Sustainability is often touted as a panacea for the industry’s woes, but the balancing act of developing tourism and conserving local cultural heritage as well as the environment is fraught with difficulty.

The exclusive Mastermind Roundtable brought together leading business executives, government officials, and academics from the Guangdong-Hong Kong-Macao Greater Bay Area to discuss regional developments and trends.

Giovanni Angelini, founder of Angelini Hospitality and former chief executive officer of Shangri-La Hotels and Resorts said that it is wrong to see sustainable practices (in hospitality) as a cost.

Casting one’s visions farther, one will reap medium-to-long-term revenues from sustainability.

Incentives are essential to grease the wheels of decarbonization and sustainable economy, which Angelini believes should come in the form of a carbon tax.

Finland was the first country in the world to introduce a CO2 tax in 1990 and is now one of the cleanest countries in the world.

A properly measured carbon tax would get the attention of all, top executives in particular.

To get the ball of sustainable tourism and hospitality rolling, the industry has to start with scrutinizing the basics, running the gamut from energy, water, wastage and recycling to indoor air, building insulations, quality of boilers, air-conditioning, and so on, Angelini stressed.

Omnipresent potential

As part and parcel of sustainable tourism, cultural heritage revival may not be such a tall order.

Resources are readily available: the mottled buildings are out there, the wear and tear on those weathered structures is a tell-tale narrative of their backstory and local rituals may well be held dear by senior citizens who have stayed put.

Much the same is happening in Sai Kung, where the Kau Sai Village Committee office was converted into a Kau Sai Village Story Room which displays traditional fishing tools and common local medicinal herbs, said Chan.

Such lesser-known villages and parks might have fallen into obscurity without proactive revival in Hong Kong, said George Hang, a public park pioneer who runs George Hang Design.

The potential of these treasure troves is immense, he said.

Sustainable tourism is far more than reviving and preserving heritage buildings for sightseeing purposes, argued Douglas. So, chairman of Antiquities Advisory Board.

How sustainable tourism goes down with the public profoundly depends on “the software” value afforded to tourists.

Hong Kong urban designers sometimes find themselves up against a brick wall, not because they are at their wits’ end creatively, but because their creative pitch is decided to be economically unviable by the authorities, said Horace Pan, chairman of Hong Kong Interior Design Association, who recounted an unsuccessful proposal of a Star Ferry tour.

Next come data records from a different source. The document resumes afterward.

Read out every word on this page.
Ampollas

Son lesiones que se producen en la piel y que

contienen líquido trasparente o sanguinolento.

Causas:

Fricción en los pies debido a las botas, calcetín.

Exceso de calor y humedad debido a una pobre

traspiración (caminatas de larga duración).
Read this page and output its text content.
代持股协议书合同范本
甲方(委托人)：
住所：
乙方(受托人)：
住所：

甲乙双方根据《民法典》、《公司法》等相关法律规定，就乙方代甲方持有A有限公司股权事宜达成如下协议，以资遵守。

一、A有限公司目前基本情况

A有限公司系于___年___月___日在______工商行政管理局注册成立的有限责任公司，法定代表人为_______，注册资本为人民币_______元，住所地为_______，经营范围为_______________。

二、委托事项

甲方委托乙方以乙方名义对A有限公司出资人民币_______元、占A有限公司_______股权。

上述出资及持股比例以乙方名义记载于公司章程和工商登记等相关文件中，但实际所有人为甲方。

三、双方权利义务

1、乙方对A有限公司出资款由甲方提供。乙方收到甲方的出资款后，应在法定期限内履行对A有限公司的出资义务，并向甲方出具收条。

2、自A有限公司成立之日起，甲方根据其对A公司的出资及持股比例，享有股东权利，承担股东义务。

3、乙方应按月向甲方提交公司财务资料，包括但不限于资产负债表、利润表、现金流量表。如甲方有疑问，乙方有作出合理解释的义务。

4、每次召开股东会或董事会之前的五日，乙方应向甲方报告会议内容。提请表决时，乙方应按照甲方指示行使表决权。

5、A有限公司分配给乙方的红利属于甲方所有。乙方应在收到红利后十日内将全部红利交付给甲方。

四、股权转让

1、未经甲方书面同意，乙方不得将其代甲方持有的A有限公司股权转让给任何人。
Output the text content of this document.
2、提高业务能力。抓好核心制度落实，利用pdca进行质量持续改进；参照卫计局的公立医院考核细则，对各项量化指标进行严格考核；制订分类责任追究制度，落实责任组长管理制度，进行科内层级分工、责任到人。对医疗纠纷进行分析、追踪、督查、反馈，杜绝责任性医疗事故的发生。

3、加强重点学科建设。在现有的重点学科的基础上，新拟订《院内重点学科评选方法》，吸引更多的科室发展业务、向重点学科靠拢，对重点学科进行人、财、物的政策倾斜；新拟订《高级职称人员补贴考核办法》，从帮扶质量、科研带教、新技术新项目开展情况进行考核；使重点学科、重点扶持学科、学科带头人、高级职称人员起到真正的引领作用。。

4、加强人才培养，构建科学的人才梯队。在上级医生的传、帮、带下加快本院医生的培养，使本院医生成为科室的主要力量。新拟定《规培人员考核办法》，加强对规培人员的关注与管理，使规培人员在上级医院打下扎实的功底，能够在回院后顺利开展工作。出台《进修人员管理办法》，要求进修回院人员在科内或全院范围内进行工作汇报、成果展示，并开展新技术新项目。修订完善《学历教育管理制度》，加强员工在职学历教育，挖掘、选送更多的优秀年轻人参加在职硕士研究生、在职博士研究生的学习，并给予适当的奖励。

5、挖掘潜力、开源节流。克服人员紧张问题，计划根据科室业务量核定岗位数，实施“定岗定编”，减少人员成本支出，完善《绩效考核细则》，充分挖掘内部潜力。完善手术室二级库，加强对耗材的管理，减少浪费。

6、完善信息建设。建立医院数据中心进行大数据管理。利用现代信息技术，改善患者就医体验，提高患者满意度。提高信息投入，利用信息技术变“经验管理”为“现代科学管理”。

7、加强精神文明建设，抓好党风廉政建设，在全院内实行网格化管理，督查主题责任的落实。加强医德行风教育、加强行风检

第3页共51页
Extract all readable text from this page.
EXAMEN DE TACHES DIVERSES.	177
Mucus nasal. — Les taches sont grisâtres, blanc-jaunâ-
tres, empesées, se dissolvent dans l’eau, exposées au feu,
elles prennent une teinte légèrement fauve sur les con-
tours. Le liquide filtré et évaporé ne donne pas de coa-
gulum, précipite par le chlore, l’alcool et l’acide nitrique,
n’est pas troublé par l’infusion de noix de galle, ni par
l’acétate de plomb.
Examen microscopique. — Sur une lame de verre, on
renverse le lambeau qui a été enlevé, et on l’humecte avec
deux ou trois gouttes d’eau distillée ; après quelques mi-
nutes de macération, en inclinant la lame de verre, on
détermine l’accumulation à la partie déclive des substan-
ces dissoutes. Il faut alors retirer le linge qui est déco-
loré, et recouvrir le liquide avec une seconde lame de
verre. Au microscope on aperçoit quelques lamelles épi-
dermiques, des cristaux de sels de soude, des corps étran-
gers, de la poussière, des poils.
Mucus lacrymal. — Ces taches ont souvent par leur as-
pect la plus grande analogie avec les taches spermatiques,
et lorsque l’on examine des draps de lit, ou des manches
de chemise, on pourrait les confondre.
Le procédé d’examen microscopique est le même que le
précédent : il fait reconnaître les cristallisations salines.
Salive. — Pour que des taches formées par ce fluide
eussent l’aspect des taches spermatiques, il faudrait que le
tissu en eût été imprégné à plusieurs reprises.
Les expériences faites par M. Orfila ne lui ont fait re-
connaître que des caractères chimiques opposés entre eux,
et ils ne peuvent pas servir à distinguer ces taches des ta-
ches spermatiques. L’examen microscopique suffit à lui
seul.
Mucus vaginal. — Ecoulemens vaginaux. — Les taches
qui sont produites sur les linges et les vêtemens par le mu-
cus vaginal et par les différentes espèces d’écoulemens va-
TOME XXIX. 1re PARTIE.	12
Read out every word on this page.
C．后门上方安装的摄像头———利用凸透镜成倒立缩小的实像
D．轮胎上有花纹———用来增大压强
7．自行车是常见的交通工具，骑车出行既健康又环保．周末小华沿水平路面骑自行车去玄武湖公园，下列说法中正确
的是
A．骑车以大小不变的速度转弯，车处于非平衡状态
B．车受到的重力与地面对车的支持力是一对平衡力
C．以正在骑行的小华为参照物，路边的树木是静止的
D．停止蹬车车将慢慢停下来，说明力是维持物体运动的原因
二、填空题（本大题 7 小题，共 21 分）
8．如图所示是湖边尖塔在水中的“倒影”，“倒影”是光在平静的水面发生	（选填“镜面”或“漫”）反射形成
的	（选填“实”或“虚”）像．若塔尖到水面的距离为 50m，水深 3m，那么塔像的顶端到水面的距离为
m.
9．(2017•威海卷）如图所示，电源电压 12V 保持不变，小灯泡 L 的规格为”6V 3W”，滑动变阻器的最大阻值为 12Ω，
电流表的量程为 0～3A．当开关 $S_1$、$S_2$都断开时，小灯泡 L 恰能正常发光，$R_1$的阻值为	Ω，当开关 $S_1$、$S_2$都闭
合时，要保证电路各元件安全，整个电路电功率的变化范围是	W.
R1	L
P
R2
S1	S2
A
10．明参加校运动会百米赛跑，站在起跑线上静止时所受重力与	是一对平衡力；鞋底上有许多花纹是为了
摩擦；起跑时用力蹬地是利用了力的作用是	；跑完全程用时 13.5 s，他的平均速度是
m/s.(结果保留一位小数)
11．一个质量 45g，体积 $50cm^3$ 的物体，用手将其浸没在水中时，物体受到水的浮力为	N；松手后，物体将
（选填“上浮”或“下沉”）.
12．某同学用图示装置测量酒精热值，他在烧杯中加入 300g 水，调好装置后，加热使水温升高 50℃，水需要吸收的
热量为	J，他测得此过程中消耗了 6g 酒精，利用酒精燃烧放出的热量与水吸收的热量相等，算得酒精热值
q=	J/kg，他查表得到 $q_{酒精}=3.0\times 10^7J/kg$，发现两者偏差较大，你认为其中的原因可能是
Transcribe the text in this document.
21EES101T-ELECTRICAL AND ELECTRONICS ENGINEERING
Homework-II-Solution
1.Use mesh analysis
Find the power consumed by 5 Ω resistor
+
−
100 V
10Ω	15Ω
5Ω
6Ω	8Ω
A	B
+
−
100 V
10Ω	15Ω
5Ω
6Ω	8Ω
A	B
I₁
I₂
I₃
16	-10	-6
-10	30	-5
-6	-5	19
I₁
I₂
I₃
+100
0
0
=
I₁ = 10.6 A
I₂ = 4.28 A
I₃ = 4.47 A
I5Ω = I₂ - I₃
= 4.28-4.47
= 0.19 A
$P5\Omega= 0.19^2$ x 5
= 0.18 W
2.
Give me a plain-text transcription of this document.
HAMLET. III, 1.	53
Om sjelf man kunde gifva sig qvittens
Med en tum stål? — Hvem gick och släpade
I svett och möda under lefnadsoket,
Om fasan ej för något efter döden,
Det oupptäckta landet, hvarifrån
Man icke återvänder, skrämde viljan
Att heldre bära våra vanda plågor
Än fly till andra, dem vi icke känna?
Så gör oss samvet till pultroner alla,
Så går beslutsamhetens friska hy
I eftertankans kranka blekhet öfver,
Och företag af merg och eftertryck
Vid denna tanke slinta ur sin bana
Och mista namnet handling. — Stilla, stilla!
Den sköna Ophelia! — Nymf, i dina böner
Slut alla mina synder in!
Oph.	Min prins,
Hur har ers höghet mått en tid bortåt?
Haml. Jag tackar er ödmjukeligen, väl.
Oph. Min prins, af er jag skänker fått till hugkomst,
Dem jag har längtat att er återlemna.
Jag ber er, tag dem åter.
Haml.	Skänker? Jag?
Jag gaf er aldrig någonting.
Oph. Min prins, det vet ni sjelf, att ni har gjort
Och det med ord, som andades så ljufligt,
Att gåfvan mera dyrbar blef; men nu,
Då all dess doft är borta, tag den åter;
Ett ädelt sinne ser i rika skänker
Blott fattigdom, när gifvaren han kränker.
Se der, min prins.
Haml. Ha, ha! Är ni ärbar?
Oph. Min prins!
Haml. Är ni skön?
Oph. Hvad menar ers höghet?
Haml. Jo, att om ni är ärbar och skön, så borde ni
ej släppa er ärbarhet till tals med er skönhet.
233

From January to May 2023, visitor arrivals exceeded 10 million in Hong Kong, accounting for about 40 percent of pre-pandemic levels, according to research by Wong.

To accelerate post-COVID economic recovery and to meet the full-year target of 26 million visitors, a continuous input of international visitor arrivals is required to sustain the tourism economy synergy in the long run, he said.

However, the effect could err into detrimental “overtourism”, where the city’s “social carrying capacity” might burst at the seams, warned Wong.

In other words, an excessive influx of tourists could overwhelm the city’s capacity for accommodating the population and therefore undermine or even sabotage residents’ quality of life.

Obviously, there is no shortcut to sustainability. It really takes flexibility, agility, resilience, and determination. It’s an odyssey for sure, and an elusive one, but experts believe, it is by no means a dead end.